The Imaginary Diary of Graham Spiers

Police State Scotland Disclaimer: This diary is a farce, a parody, a satire, a comedy. It in no way consists of, contains or implies a threat or an incitement to carry out a violent act against one or more described individuals and there is no intention to cause fear or alarm to a reasonable person. Although of course as we all know, Celtic fans are not reasonable.

Monday 14 November 2011

The Sound of Pips Being Squeezed


Lawwell was sweating as he held the horse whip under the chin of the boy from the Herald. He’d administered such a thrashing that his body glistened and steamed in the heat of the dungeon underneath Celtic Park. Lawwell had been naked when he began, a habit picked up on the island but the boy from the Herald, and he was only a boy, the experienced old inkies refusing to take the job and sending out a cub reporter, well he was naked now, his clothes having been stripped from his back from the blows of the whip.

‘You understand now, don’t you boy?’ panted Lawwell, breathing like a race horse and the boy nodded, wincing in the process.
‘Now, we’re going to gift your something from our back burner; something we’ve been saving up for a rainy day, a Tory tweeting about the UVF and just to make sure you do the right thing, here’s a spokesman from Nil By Mouth to help you,’ and he nodded towards the man in the Republic of Ireland replica football shirt who was manacled to the wall, his face a mask of blood and snot.
‘Now be off with you and when I look at the Herald in the morning, I want to see this taking the place of any stories you had in mind that may have included the words Celtic, investigation and UEFA, got that?’
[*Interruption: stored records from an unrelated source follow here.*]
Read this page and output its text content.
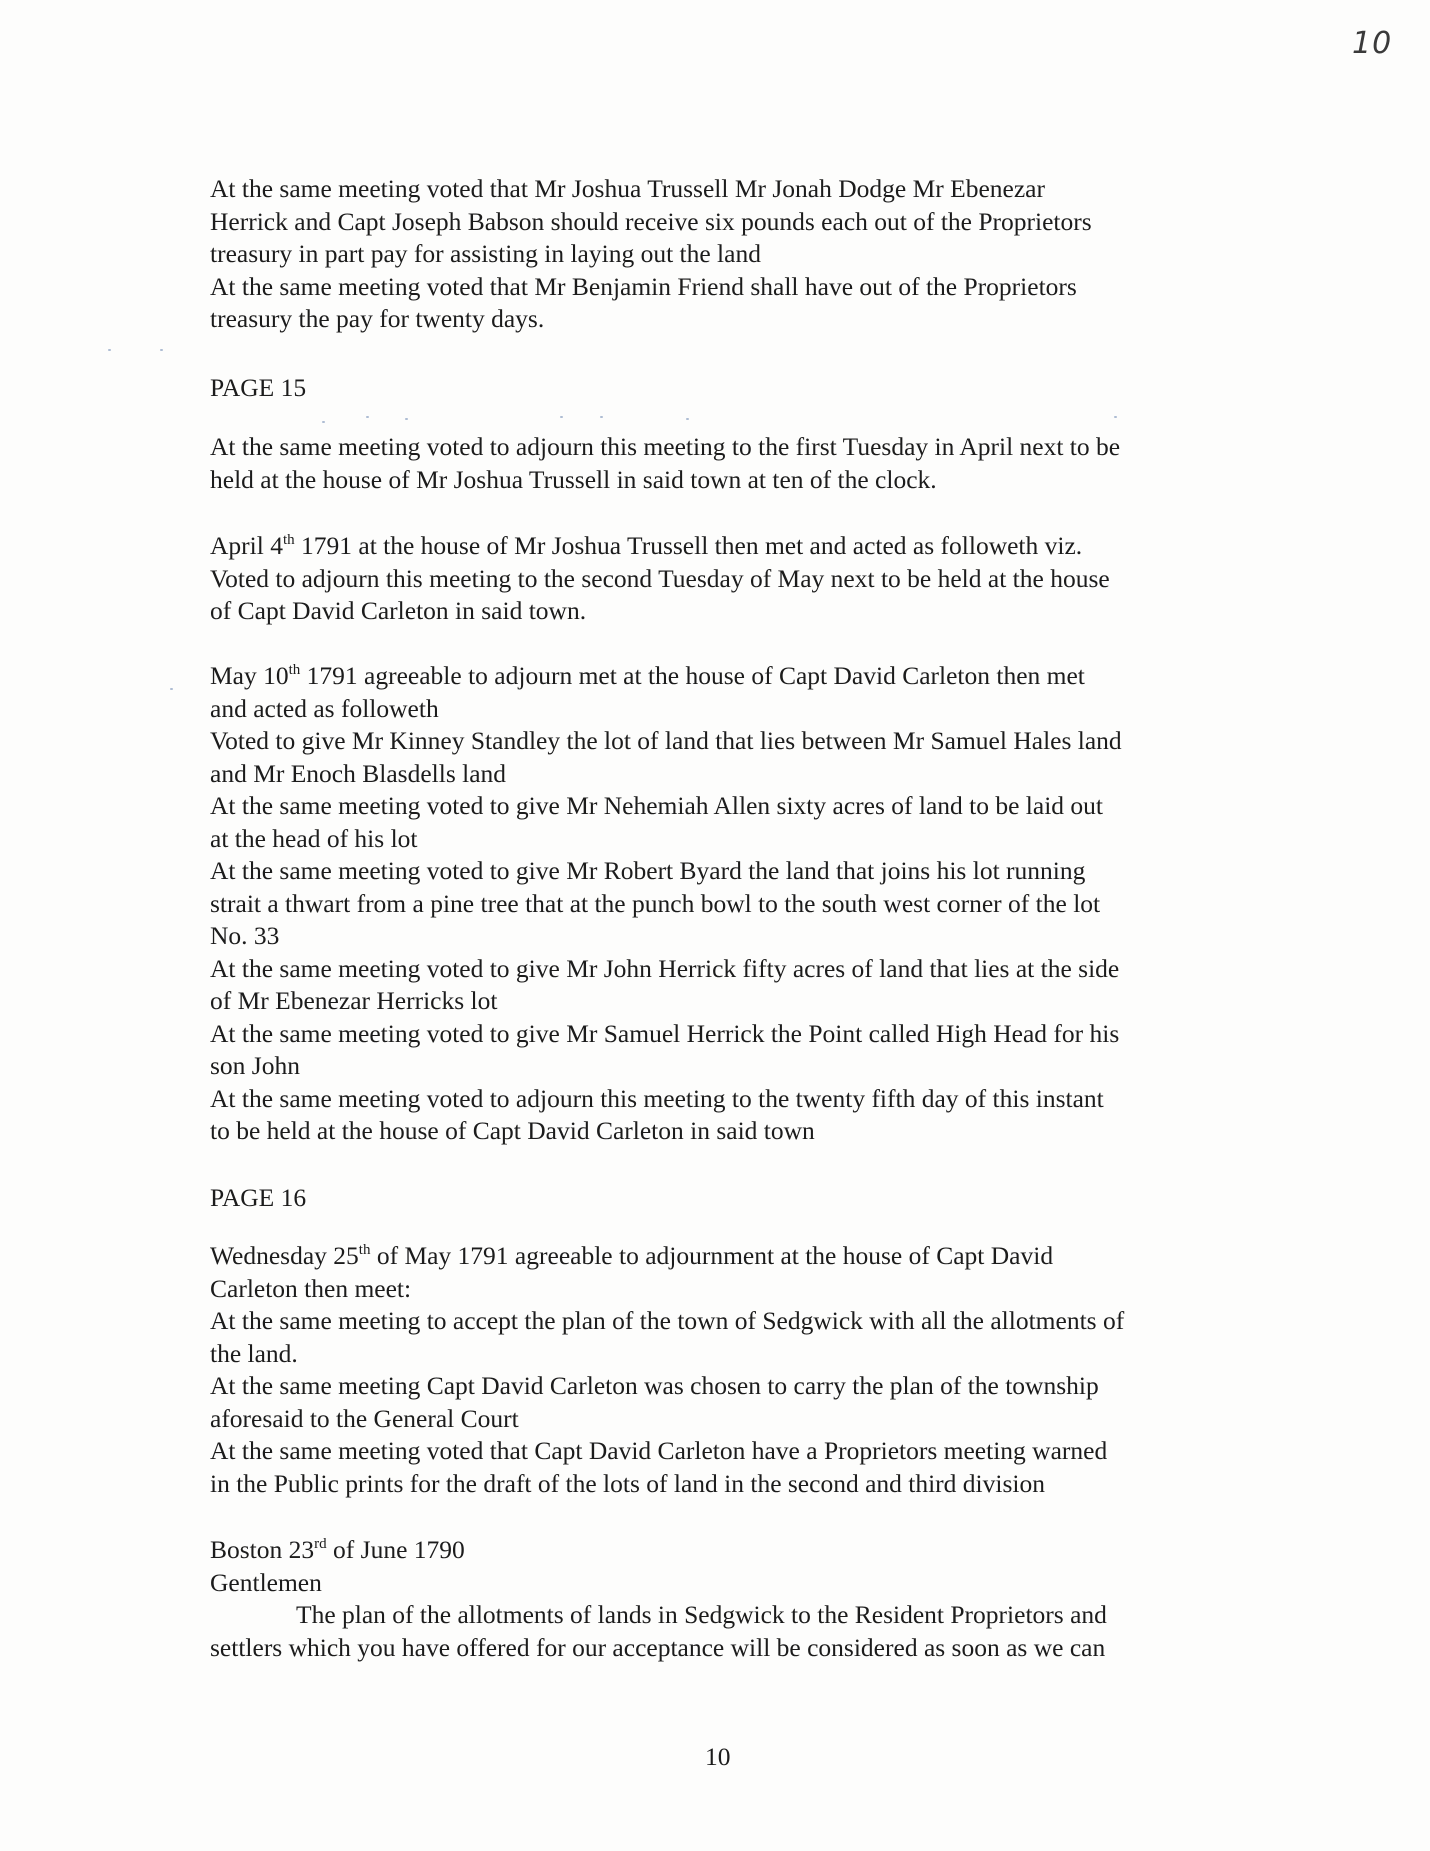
10
At the same meeting voted that Mr Joshua Trussell Mr Jonah Dodge Mr Ebenezar
Herrick and Capt Joseph Babson should receive six pounds each out of the Proprietors
treasury in part pay for assisting in laying out the land
At the same meeting voted that Mr Benjamin Friend shall have out of the Proprietors
treasury the pay for twenty days.
PAGE 15
At the same meeting voted to adjourn this meeting to the first Tuesday in April next to be
held at the house of Mr Joshua Trussell in said town at ten of the clock.
April 4th 1791 at the house of Mr Joshua Trussell then met and acted as followeth viz.
Voted to adjourn this meeting to the second Tuesday of May next to be held at the house
of Capt David Carleton in said town.
May 10th 1791 agreeable to adjourn met at the house of Capt David Carleton then met
and acted as followeth
Voted to give Mr Kinney Standley the lot of land that lies between Mr Samuel Hales land
and Mr Enoch Blasdells land
At the same meeting voted to give Mr Nehemiah Allen sixty acres of land to be laid out
at the head of his lot
At the same meeting voted to give Mr Robert Byard the land that joins his lot running
strait a thwart from a pine tree that at the punch bowl to the south west corner of the lot
No. 33
At the same meeting voted to give Mr John Herrick fifty acres of land that lies at the side
of Mr Ebenezar Herricks lot
At the same meeting voted to give Mr Samuel Herrick the Point called High Head for his
son John
At the same meeting voted to adjourn this meeting to the twenty fifth day of this instant
to be held at the house of Capt David Carleton in said town
PAGE 16
Wednesday 25th of May 1791 agreeable to adjournment at the house of Capt David
Carleton then meet:
At the same meeting to accept the plan of the town of Sedgwick with all the allotments of
the land.
At the same meeting Capt David Carleton was chosen to carry the plan of the township
aforesaid to the General Court
At the same meeting voted that Capt David Carleton have a Proprietors meeting warned
in the Public prints for the draft of the lots of land in the second and third division
Boston 23rd of June 1790
Gentlemen
The plan of the allotments of lands in Sedgwick to the Resident Proprietors and
settlers which you have offered for our acceptance will be considered as soon as we can
10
The two broken men were led away to do their work and Lawwell showered and climbed into his Wehrmacht combat uniform and motioned for me to join him upstairs in Parkhead proper. He seemed calm now as he sat down behind his great iron desk and he allowed me to sit in the soft chair in front of it, designed to force anyone sitting in it to look up to him. As I sat down it rasped like a fart and I shifted uncomfortably as I noticed Lawwell smirk – I’d heard of this chair, it farted every time anyone sat in it, a favourite joke of Lawwells, especially when he has the First Minister in.

‘Spiers,’ he began, looking me in the eye. ‘I didn’t get where I am today by allowing pip squeaks like you to write what they want about Celtic Football Club so I have something for you,’ and he reached into his desk drawer. Now I’ve been around Lawwell long enough to know when I’m being lulled into a sense of false security and realised that if he wasn’t luring me into a trap, he’d have had me on the floor and not his Salmond chair so I was up and already pounding towards the door by the time he’d pulled his Luger from the drawer and I was out the door just as he let off two rounds one of which stuck in the door, the other going through the thin wall and hitting a passer-by who fell to floor and jerked once before going still. I stopped, appalled at what had just happened – Lawwell had accidentally shot Neil Lennon!